6        In artikel 17 van deze richtlijn, met als opschrift „Algemene verplichtingen in verband met het doorlopend toezicht”, wordt in lid 1 bepaald:

„De lidstaten dragen er zorg voor dat de bevoegde autoriteiten de werkzaamheden van beleggingsondernemingen controleren om na te gaan of deze de in deze richtlijn vastgestelde voorwaarden voor de bedrijfsuitoefening in acht nemen. De lidstaten dragen er zorg voor dat passende maatregelen zijn getroffen opdat de bevoegde autoriteiten de informatie kunnen verkrijgen die nodig is om na te gaan of beleggingsondernemingen deze verplichtingen nakomen.”
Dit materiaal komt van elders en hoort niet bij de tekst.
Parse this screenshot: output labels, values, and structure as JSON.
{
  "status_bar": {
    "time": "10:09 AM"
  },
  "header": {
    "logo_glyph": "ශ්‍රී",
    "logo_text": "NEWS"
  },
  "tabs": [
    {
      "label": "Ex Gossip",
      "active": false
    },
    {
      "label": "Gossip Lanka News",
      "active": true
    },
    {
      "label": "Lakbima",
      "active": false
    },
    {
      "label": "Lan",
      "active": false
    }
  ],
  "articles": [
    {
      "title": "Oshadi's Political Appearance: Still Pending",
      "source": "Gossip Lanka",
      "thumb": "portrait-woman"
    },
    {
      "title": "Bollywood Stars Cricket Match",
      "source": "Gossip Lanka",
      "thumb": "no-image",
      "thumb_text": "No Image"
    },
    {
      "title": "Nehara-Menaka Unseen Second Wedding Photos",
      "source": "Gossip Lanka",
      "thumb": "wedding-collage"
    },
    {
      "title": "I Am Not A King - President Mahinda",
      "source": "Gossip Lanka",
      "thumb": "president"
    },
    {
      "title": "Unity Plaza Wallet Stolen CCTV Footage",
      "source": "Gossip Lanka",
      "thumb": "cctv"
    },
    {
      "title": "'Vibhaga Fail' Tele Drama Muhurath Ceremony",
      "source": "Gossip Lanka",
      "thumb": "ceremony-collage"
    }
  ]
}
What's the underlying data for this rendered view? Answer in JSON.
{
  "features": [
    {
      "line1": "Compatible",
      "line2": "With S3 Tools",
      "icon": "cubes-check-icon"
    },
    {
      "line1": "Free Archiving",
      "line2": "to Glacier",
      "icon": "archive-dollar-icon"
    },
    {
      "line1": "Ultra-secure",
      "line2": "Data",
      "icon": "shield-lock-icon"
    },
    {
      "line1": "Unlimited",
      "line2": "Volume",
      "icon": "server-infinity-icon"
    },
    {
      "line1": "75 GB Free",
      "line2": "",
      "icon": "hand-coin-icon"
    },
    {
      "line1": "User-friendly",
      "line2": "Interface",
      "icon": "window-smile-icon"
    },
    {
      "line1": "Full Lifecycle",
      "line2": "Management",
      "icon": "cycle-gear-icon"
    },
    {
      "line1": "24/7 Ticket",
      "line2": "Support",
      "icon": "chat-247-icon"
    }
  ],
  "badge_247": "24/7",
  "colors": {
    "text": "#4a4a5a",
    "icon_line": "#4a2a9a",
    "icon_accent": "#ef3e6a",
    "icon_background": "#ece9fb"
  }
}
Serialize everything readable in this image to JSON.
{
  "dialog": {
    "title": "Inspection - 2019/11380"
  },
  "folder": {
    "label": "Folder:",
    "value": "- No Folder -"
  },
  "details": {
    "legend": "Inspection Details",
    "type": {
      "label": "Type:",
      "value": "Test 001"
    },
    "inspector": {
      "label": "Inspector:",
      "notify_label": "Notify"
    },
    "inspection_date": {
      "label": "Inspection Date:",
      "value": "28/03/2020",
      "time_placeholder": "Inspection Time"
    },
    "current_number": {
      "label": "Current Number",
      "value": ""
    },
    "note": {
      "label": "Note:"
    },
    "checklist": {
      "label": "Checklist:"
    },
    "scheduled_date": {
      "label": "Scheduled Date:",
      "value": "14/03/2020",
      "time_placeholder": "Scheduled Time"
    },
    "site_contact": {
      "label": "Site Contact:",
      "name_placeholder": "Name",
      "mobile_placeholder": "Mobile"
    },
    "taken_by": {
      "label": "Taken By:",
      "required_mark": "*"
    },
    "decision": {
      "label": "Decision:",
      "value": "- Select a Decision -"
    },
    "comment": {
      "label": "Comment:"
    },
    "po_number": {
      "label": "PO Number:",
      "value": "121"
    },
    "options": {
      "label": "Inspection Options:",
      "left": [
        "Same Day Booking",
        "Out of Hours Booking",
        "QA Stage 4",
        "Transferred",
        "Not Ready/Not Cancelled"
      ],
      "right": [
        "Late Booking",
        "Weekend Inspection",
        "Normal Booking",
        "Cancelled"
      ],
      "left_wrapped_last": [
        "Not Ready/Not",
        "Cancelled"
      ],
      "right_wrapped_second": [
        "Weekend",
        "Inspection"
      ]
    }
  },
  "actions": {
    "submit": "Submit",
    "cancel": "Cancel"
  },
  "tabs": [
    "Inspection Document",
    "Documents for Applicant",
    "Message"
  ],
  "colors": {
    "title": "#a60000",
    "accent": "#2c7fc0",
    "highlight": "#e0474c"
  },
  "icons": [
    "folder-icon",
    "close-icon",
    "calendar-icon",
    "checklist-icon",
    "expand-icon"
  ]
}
7        Artikel 50 van richtlijn 2004/39, met als opschrift „Aan de bevoegde autoriteiten te verlenen bevoegdheden”, luidt:

„1.      Aan de bevoegde autoriteiten worden alle controle- en onderzoekbevoegdheden verleend die nodig zijn voor de vervulling van hun taken.

[...]

2.      Onverminderd het bepaalde in lid 1 worden deze bevoegdheden uitgeoefend in overeenstemming met de nationale wetgeving, en omvatten ze ten minste het recht om:

a)      toegang te verkrijgen tot ieder document, in enigerlei vorm, en een afschrift hiervan te ontvangen;

b)      aanvullende inlichtingen te verlangen van iedere persoon en zo nodig een persoon op te roepen en te ondervragen om inlichtingen te verkrijgen;

[...]

l)      strafrechtelijke vervolgingsprocedures in te leiden;

[...]”

8        Artikel 51, lid 1, van deze richtlijn, met als opschrift „Administratieve sancties”, bepaalt:

„Onverminderd de voor de intrekking van de vergunning geldende procedures en onverminderd het recht van de lidstaten tot het opleggen van strafrechtelijke sancties dragen de lidstaten er zorg voor dat overeenkomstig hun nationale wetgeving passende administratieve maatregelen of administratieve sancties kunnen worden opgelegd aan de verantwoordelijke personen indien de ter uitvoering van deze richtlijn vastgestelde bepalingen niet worden nageleefd. De lidstaten zien erop toe dat deze maatregelen doeltreffend, evenredig en afschrikkend zijn.”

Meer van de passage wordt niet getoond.